John Ward

Personal information
- Full name: John Thomas Ward
- Born: 11 March 1937 Timaru, New Zealand
- Died: 12 January 2021 (aged 83) Timaru, New Zealand
- Batting: Right-handed
- Role: Wicket-keeper
- Relations: Barry Ward (son)

International information
- National side: New Zealand (1964–1968);
- Test debut (cap 99): 21 February 1964 v South Africa
- Last Test: 7 March 1968 v India

Career statistics
| Competition | Test | First-class |
| Matches | 8 | 95 |
| Runs scored | 75 | 1,117 |
| Batting average | 12.50 | 12.41 |
| 100s/50s | 0/0 | 0/1 |
| Top score | 35* | 54* |
| Catches/stumpings | 16/1 | 227/27 |
- Source: CricInfo, 1 April 2017

= John Ward (New Zealand cricketer) =

New Zealand cricketer (1937–2021)

John Thomas Ward (11 March 1937 – 12 January 2021) was a New Zealand cricketer who played as a wicket-keeper in eight Test matches between 1964 and 1968. Ward's Test captain John Reid said that he was "easily the best wicketkeeper in New Zealand in his time, but was plagued by injury."

==Cricket career==
Ward made his first-class debut for South Island against North Island in a trial match for the 1958 tour of England. He took five catches in the first innings, and was selected as Eric Petrie's deputy on the tour. He made his Plunket Shield debut for Canterbury in 1959–60, and was selected to tour South Africa in 1961-62, where he served as deputy to Artie Dick.

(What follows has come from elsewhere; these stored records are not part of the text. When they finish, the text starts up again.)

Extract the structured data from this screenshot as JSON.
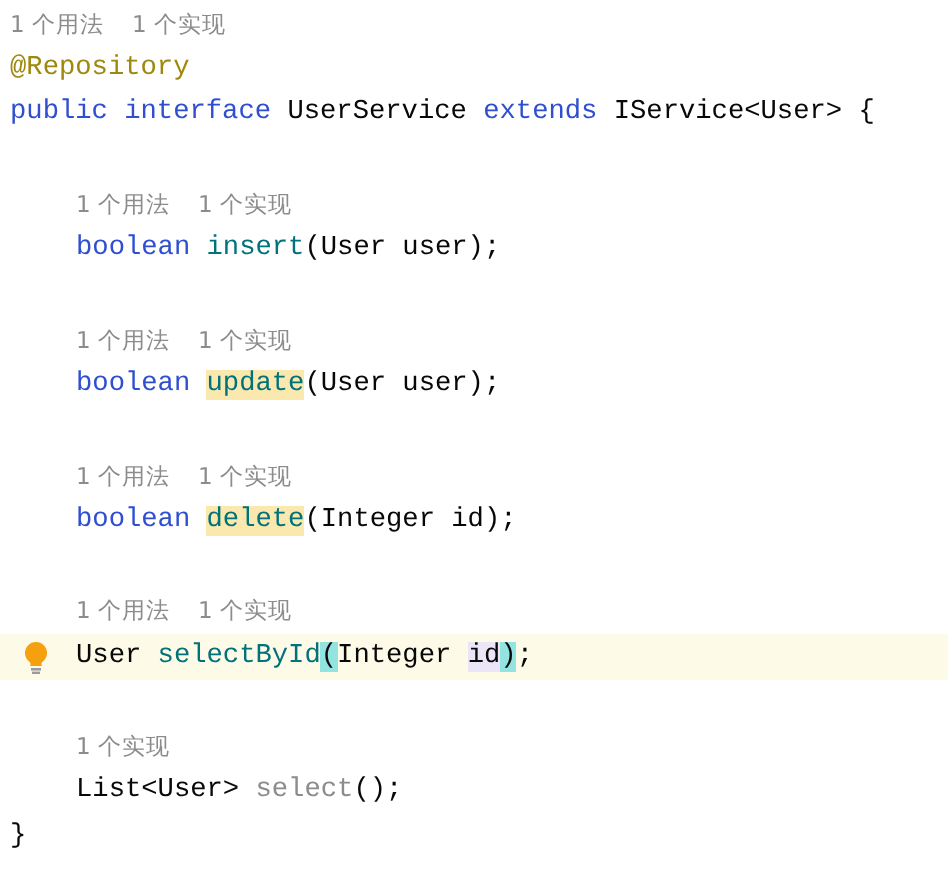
{
  "lines": [
    {
      "kind": "hint",
      "indented": false,
      "texts": [
        "1 个用法",
        "1 个实现"
      ]
    },
    {
      "kind": "code",
      "indented": false,
      "current": false,
      "tokens": [
        {
          "text": "@Repository",
          "kind": "annotation"
        }
      ]
    },
    {
      "kind": "code",
      "indented": false,
      "current": false,
      "tokens": [
        {
          "text": "public interface ",
          "kind": "keyword"
        },
        {
          "text": "UserService ",
          "kind": "plain"
        },
        {
          "text": "extends ",
          "kind": "keyword"
        },
        {
          "text": "IService<User> {",
          "kind": "plain"
        }
      ]
    },
    {
      "kind": "blank"
    },
    {
      "kind": "hint",
      "indented": true,
      "texts": [
        "1 个用法",
        "1 个实现"
      ]
    },
    {
      "kind": "code",
      "indented": true,
      "current": false,
      "tokens": [
        {
          "text": "boolean ",
          "kind": "keyword"
        },
        {
          "text": "insert",
          "kind": "method"
        },
        {
          "text": "(User user);",
          "kind": "plain"
        }
      ]
    },
    {
      "kind": "blank"
    },
    {
      "kind": "hint",
      "indented": true,
      "texts": [
        "1 个用法",
        "1 个实现"
      ]
    },
    {
      "kind": "code",
      "indented": true,
      "current": false,
      "tokens": [
        {
          "text": "boolean ",
          "kind": "keyword"
        },
        {
          "text": "update",
          "kind": "method",
          "color": "#fbe8ae"
        },
        {
          "text": "(User user);",
          "kind": "plain"
        }
      ]
    },
    {
      "kind": "blank"
    },
    {
      "kind": "hint",
      "indented": true,
      "texts": [
        "1 个用法",
        "1 个实现"
      ]
    },
    {
      "kind": "code",
      "indented": true,
      "current": false,
      "tokens": [
        {
          "text": "boolean ",
          "kind": "keyword"
        },
        {
          "text": "delete",
          "kind": "method",
          "color": "#fbe8ae"
        },
        {
          "text": "(Integer id);",
          "kind": "plain"
        }
      ]
    },
    {
      "kind": "blank"
    },
    {
      "kind": "hint",
      "indented": true,
      "texts": [
        "1 个用法",
        "1 个实现"
      ]
    },
    {
      "kind": "code",
      "indented": true,
      "current": true,
      "tokens": [
        {
          "text": "User ",
          "kind": "plain"
        },
        {
          "text": "selectById",
          "kind": "method"
        },
        {
          "text": "(",
          "kind": "plain",
          "color": "#93e3e0"
        },
        {
          "text": "Integer ",
          "kind": "plain"
        },
        {
          "text": "id",
          "kind": "plain",
          "color": "#ece5f8"
        },
        {
          "text": ")",
          "kind": "plain",
          "color": "#93e3e0"
        },
        {
          "text": ";",
          "kind": "plain"
        }
      ]
    },
    {
      "kind": "blank"
    },
    {
      "kind": "hint",
      "indented": true,
      "texts": [
        "1 个实现"
      ]
    },
    {
      "kind": "code",
      "indented": true,
      "current": false,
      "tokens": [
        {
          "text": "List<User> ",
          "kind": "plain"
        },
        {
          "text": "select",
          "kind": "unused"
        },
        {
          "text": "();",
          "kind": "plain"
        }
      ]
    },
    {
      "kind": "code",
      "indented": false,
      "current": false,
      "tokens": [
        {
          "text": "}",
          "kind": "plain"
        }
      ]
    }
  ]
}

He finally made his Test debut in 1963–64 in the First Test against the South African touring team, but then lost his place to Dick, who was a superior batsman. He replaced Dick for the Third Test against Pakistan in New Zealand in 1964–65, and went on the tour of India and Pakistan in 1965 as the sole wicket-keeper. He made his highest Test score of 35 not out in the First Test against India, when he and Richard Collinge put on 61 for the last wicket, but injury forced him out after the Indian leg of the tour, and Dick again replaced him. Later that year, in England, Ward returned to the side, replacing Dick for the Third Test. His last Test was the Fourth Test against India in 1967-68.

Ward continued to play for Canterbury until the end of the 1970–71 season. He scored his only first-class fifty against Wellington in 1969-70 when, batting at number five, he made 54 not out. He represented South Canterbury in the Hawke Cup from 1960 to 1976.

His son Barry kept wicket for Canterbury in the 1986–87 season. Ward died in Timaru on 12 January 2021 after a short illness, aged 83.